Auslöser der Empörung und Krawalle war der Unfalltod zweier Jugendlicher in Clichy-sous-Bois, einem Vorort nordöstlich von Paris. Auf der Flucht vor der Polizei waren Bouna Traore (15) und Zyed Benna (17) in einem Trafohäuschen durch Stromschläge ums Leben gekommen.
Von diesem Montag an - fast zehn Jahre nach dem Tod der Jugendlichen - müssen sich zwei Polizisten vor dem Strafgericht in Rennes wegen unterlassener Hilfeleistung verantworten. Sie sollen nichts dagegen unternommen haben, als sich die Jugendlichen in Todesgefahr brachten.

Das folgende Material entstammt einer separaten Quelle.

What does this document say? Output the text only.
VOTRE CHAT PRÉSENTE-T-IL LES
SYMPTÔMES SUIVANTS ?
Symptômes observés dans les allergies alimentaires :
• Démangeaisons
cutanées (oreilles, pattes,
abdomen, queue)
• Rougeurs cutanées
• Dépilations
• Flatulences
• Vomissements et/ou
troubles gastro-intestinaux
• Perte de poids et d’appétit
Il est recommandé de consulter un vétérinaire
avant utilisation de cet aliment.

Viele junge Menschen in den Banlieues, vor allem in den von hoher Jugendarbeitslosigkeit, schlechter Infrastruktur, jeglicher Kriminalität und hohem Migrantenanteil geprägten Vorstädten von Paris, sahen das ähnlich. So wurde der tragische Tod der beiden Jugendlichen aus Einwandererfamilien aus dem Maghreb und aus Afrika zum Fanal für die Unruhen. In drei Wochen nächtlicher Randale waren rund 300 Gemeinden in ganz Frankreich betroffen.

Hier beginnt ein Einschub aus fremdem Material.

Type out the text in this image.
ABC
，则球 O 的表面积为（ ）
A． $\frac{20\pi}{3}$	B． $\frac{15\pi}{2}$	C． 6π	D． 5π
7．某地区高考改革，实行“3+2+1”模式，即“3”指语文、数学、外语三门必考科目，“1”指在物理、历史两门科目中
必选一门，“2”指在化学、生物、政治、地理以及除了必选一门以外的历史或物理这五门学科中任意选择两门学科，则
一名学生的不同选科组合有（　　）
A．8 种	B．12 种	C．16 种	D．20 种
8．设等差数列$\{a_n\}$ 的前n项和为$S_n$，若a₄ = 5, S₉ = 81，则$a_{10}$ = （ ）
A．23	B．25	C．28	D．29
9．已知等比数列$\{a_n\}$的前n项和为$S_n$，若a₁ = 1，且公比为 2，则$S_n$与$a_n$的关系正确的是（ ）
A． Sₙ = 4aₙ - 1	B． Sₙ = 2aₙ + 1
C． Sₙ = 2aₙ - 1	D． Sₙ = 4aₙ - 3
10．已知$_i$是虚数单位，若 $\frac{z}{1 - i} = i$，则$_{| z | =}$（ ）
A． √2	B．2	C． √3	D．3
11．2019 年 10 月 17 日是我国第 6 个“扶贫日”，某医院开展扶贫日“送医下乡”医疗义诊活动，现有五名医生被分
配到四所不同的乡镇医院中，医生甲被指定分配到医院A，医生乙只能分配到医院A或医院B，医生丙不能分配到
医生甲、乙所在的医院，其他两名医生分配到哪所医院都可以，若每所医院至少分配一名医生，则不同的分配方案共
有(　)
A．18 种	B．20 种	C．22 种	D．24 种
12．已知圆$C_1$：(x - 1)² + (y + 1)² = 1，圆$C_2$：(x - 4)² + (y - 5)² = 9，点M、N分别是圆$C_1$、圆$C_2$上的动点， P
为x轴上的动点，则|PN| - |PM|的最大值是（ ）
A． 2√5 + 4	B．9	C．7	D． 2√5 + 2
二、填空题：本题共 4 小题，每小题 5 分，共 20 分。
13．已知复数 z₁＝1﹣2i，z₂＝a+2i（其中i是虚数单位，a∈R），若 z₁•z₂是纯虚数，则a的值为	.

Es brannten nicht nur Geschäfte, sondern auch Bibliotheken oder Sporteinrichtungen, die Jugendlichen als Anlaufpunkte gegen die Tristesse des Alltags dienen sollten. Vor allem wurden mehr als 9.000 Autos angezündet. Die Polizei, mit 126 verletzten Beamten immer wieder Gegner der Randalierer, nahm knapp 3.000 Jugendliche fest.
Der damalige Innenminister und spätere Präsident Nicolas Sarkozy wurde nicht nur wegen Notstandsrecht und Ausgangssperren kritisiert, auch seine Wortwahl soll die Konflikte angeheizt haben. Eine der Aussagen: Bei Krawallen wollte Sarkozy zum Hochdruckreiniger greifen und die Banlieues „mit dem Kärcher vom Gesindel befreien“.
Die gespannte Lage in den Problemvierteln hat sich kaum verändert. Bis heute gibt es immer wieder Berichte und Aussagen, wonach sich Polizei oder Feuerwehr nicht mehr - oder nur schwer ausgerüstet - in bestimmte Teile einschlägig bekannter Vororte wagen.
In Clichy-sous-Bois, einer Gemeinde mit rund 30.000 Einwohnern, bemühen sich Verantwortliche, das Image des von Problemen geplagten Krawallvororts loszuwerden. Das Departement Seine-Saint-Denis, zu dem auch Clichy-sous-Bois gehört, gilt aber weiter als Synonym für sozial benachteiligte Viertel. Das jährliche Durchschnittseinkommen liegt etwa ein Drittel unter der Pariser Großraumregion Ile-de-France.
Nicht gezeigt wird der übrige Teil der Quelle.